Ischaemic stroke following VZ infection: a rare complication
The present case has been reported in BMJ. A previously healthy 28-year-old woman presented with generalised maculopapular lesions since 10 days which were associated with low-grade, intermittent fever. Six days following this, she developed double vision and swaying while walking. There was no history of headache, vomiting, seizure or limb weakness.

There was no significant medical history and neither she was on any drug therapy. On examination, she had generalised maculopapular rashes typical of varicella zoster virus (VZV) infection.

There was internuclear ophthalmoplegia with bilateral vertical nystagmus on upgaze. Other cranial nerves, and motor and sensory system examinations were normal. Cerebellar function tests like finger-nose test on right side and tandem walking test were impaired. The patient tends to sway on either side while walking.

MRI brain revealed an acute infarct in the right hemipons and superior cerebellar peduncle which could explain her neurological deficits. A complete diagnostic workup was conducted to identify the underlying cause of the stroke, which included cardiac echocardiography, bilateral carotid-vertebral Doppler, MRI angiography of cerebral vessels, antinuclear antibodies, antineutrophil cytoplasmic antibodies, antiphospholipid antibodies and HIV ELISA which were all negative. Lumbar puncture revealed normal pressure with no abnormalities in cerebrospinal fluid (CSF) studies. PCR for VZV was positive.

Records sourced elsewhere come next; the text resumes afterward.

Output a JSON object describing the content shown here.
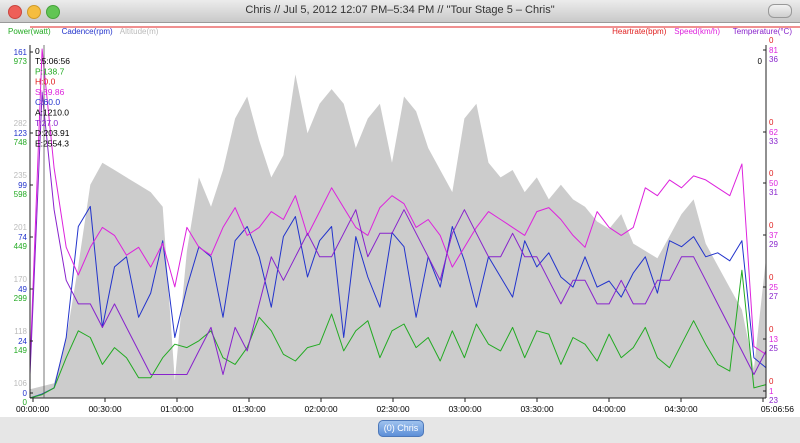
{
  "window": {
    "title": "Chris // Jul 5, 2012 12:07 PM–5:34 PM // \"Tour Stage 5 – Chris\""
  },
  "legend_left": [
    {
      "label": "Power(watt)",
      "color": "#22aa22"
    },
    {
      "label": "Cadence(rpm)",
      "color": "#2233cc"
    },
    {
      "label": "Altitude(m)",
      "color": "#bbbbbb"
    }
  ],
  "legend_right": [
    {
      "label": "Heartrate(bpm)",
      "color": "#e02020"
    },
    {
      "label": "Speed(km/h)",
      "color": "#dd22dd"
    },
    {
      "label": "Temperature(°C)",
      "color": "#8822cc"
    }
  ],
  "readout": {
    "top": "0",
    "lines": [
      {
        "text": "T:5:06:56",
        "color": "#000000"
      },
      {
        "text": "P:138.7",
        "color": "#22aa22"
      },
      {
        "text": "H:0.0",
        "color": "#e02020"
      },
      {
        "text": "S:39.86",
        "color": "#dd22dd"
      },
      {
        "text": "C:60.0",
        "color": "#2233cc"
      },
      {
        "text": "A:1210.0",
        "color": "#000000"
      },
      {
        "text": "T:27.0",
        "color": "#8822cc"
      },
      {
        "text": "D:203.91",
        "color": "#000000"
      },
      {
        "text": "E:2554.3",
        "color": "#000000"
      }
    ]
  },
  "left_axis_ticks": [
    {
      "alt": "",
      "cad": "161",
      "pow": "973"
    },
    {
      "alt": "282",
      "cad": "123",
      "pow": "748"
    },
    {
      "alt": "235",
      "cad": "99",
      "pow": "598"
    },
    {
      "alt": "201",
      "cad": "74",
      "pow": "449"
    },
    {
      "alt": "170",
      "cad": "49",
      "pow": "299"
    },
    {
      "alt": "118",
      "cad": "24",
      "pow": "149"
    },
    {
      "alt": "106",
      "cad": "0",
      "pow": "0"
    }
  ],
  "right_axis_ticks": [
    {
      "hr": "0",
      "spd": "81",
      "tmp": "36"
    },
    {
      "hr": "0",
      "spd": "62",
      "tmp": "33"
    },
    {
      "hr": "0",
      "spd": "50",
      "tmp": "31"
    },
    {
      "hr": "0",
      "spd": "37",
      "tmp": "29"
    },
    {
      "hr": "0",
      "spd": "25",
      "tmp": "27"
    },
    {
      "hr": "0",
      "spd": "13",
      "tmp": "25"
    },
    {
      "hr": "0",
      "spd": "1",
      "tmp": "23"
    }
  ],
  "right_top_zero": "0",
  "x_axis_ticks": [
    "00:00:00",
    "00:30:00",
    "01:00:00",
    "01:30:00",
    "02:00:00",
    "02:30:00",
    "03:00:00",
    "03:30:00",
    "04:00:00",
    "04:30:00",
    "05:06:56"
  ],
  "footer": {
    "ride_button": "(0) Chris"
  },
  "chart_data": {
    "type": "line",
    "x": [
      0,
      5,
      10,
      15,
      20,
      25,
      30,
      35,
      40,
      45,
      50,
      55,
      60,
      65,
      70,
      75,
      80,
      85,
      90,
      95,
      100,
      105,
      110,
      115,
      120,
      125,
      130,
      135,
      140,
      145,
      150,
      155,
      160,
      165,
      170,
      175,
      180,
      185,
      190,
      195,
      200,
      205,
      210,
      215,
      220,
      225,
      230,
      235,
      240,
      245,
      250,
      255,
      260,
      265,
      270,
      275,
      280,
      285,
      290,
      295,
      300,
      305
    ],
    "xlabel": "",
    "series": [
      {
        "name": "Altitude(m)",
        "axis": "left",
        "color": "#cccccc",
        "fill": true,
        "ylim": [
          100,
          340
        ],
        "values": [
          106,
          108,
          110,
          140,
          190,
          245,
          260,
          255,
          250,
          245,
          240,
          230,
          112,
          200,
          250,
          230,
          255,
          290,
          305,
          275,
          250,
          265,
          320,
          280,
          300,
          310,
          300,
          270,
          290,
          300,
          260,
          305,
          295,
          270,
          255,
          240,
          290,
          300,
          260,
          250,
          255,
          240,
          250,
          235,
          245,
          235,
          230,
          220,
          215,
          225,
          205,
          200,
          195,
          210,
          225,
          235,
          205,
          190,
          175,
          160,
          120,
          195
        ]
      },
      {
        "name": "Cadence(rpm)",
        "axis": "left",
        "color": "#2233cc",
        "fill": false,
        "ylim": [
          0,
          175
        ],
        "values": [
          0,
          2,
          5,
          30,
          85,
          95,
          35,
          65,
          70,
          40,
          52,
          78,
          30,
          55,
          75,
          70,
          40,
          78,
          85,
          70,
          45,
          80,
          90,
          60,
          78,
          85,
          30,
          80,
          60,
          45,
          82,
          75,
          40,
          70,
          55,
          85,
          68,
          45,
          70,
          60,
          50,
          78,
          65,
          72,
          60,
          55,
          70,
          55,
          58,
          50,
          62,
          70,
          52,
          78,
          75,
          80,
          70,
          72,
          68,
          78,
          20,
          15
        ]
      },
      {
        "name": "Power(watt)",
        "axis": "left",
        "color": "#22aa22",
        "fill": false,
        "ylim": [
          0,
          1050
        ],
        "values": [
          0,
          10,
          30,
          120,
          200,
          180,
          100,
          150,
          120,
          60,
          60,
          120,
          160,
          150,
          170,
          200,
          120,
          100,
          150,
          240,
          200,
          130,
          110,
          150,
          160,
          250,
          140,
          200,
          230,
          120,
          200,
          220,
          150,
          180,
          110,
          200,
          120,
          220,
          160,
          140,
          210,
          120,
          200,
          190,
          100,
          180,
          160,
          110,
          190,
          120,
          150,
          210,
          120,
          90,
          160,
          230,
          160,
          100,
          80,
          380,
          30,
          40
        ]
      },
      {
        "name": "Speed(km/h)",
        "axis": "right",
        "color": "#dd22dd",
        "fill": false,
        "ylim": [
          -3,
          86
        ],
        "values": [
          5,
          85,
          55,
          35,
          28,
          35,
          40,
          38,
          33,
          35,
          30,
          36,
          25,
          40,
          35,
          33,
          40,
          45,
          38,
          40,
          44,
          42,
          48,
          38,
          44,
          50,
          45,
          40,
          38,
          45,
          48,
          46,
          40,
          42,
          38,
          30,
          35,
          40,
          44,
          42,
          40,
          38,
          44,
          45,
          42,
          38,
          35,
          44,
          40,
          38,
          40,
          50,
          48,
          52,
          50,
          53,
          52,
          50,
          48,
          56,
          10,
          8
        ]
      },
      {
        "name": "Temperature(°C)",
        "axis": "right",
        "color": "#8822cc",
        "fill": false,
        "ylim": [
          22,
          37
        ],
        "values": [
          23,
          35,
          30,
          27,
          26,
          26,
          25,
          26,
          25,
          24,
          23,
          23,
          23,
          23,
          24,
          25,
          23,
          25,
          24,
          26,
          28,
          27,
          28,
          29,
          28,
          28,
          29,
          30,
          28,
          29,
          29,
          30,
          29,
          28,
          27,
          29,
          30,
          29,
          28,
          28,
          29,
          28,
          28,
          27,
          26,
          27,
          27,
          26,
          26,
          27,
          26,
          26,
          27,
          27,
          28,
          28,
          27,
          26,
          25,
          24,
          23,
          24
        ]
      }
    ]
  }
}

The patient was started on intravenous acyclovir, antiplatelet and other supportive therapy following which there was progressive improvement in her symptoms.

Learning points
• Varicella zoster virus (VZV) infection in adults could result in complications such as pneumonia and encephalitis, but presenting as stroke is very rare.

• Patients may present with acute or subacute infarction and commonly involves vessel being middle cerebral artery. Involvement of posterior circulation is very rare.

• The incidence of VZV vasculopathy is higher in immunocompromised individuals but may also occur in immunocompetent patients.

• A high index of clinical suspicion, efforts towards early diagnosis and initiation of acyclovir therapy are required to prevent complications.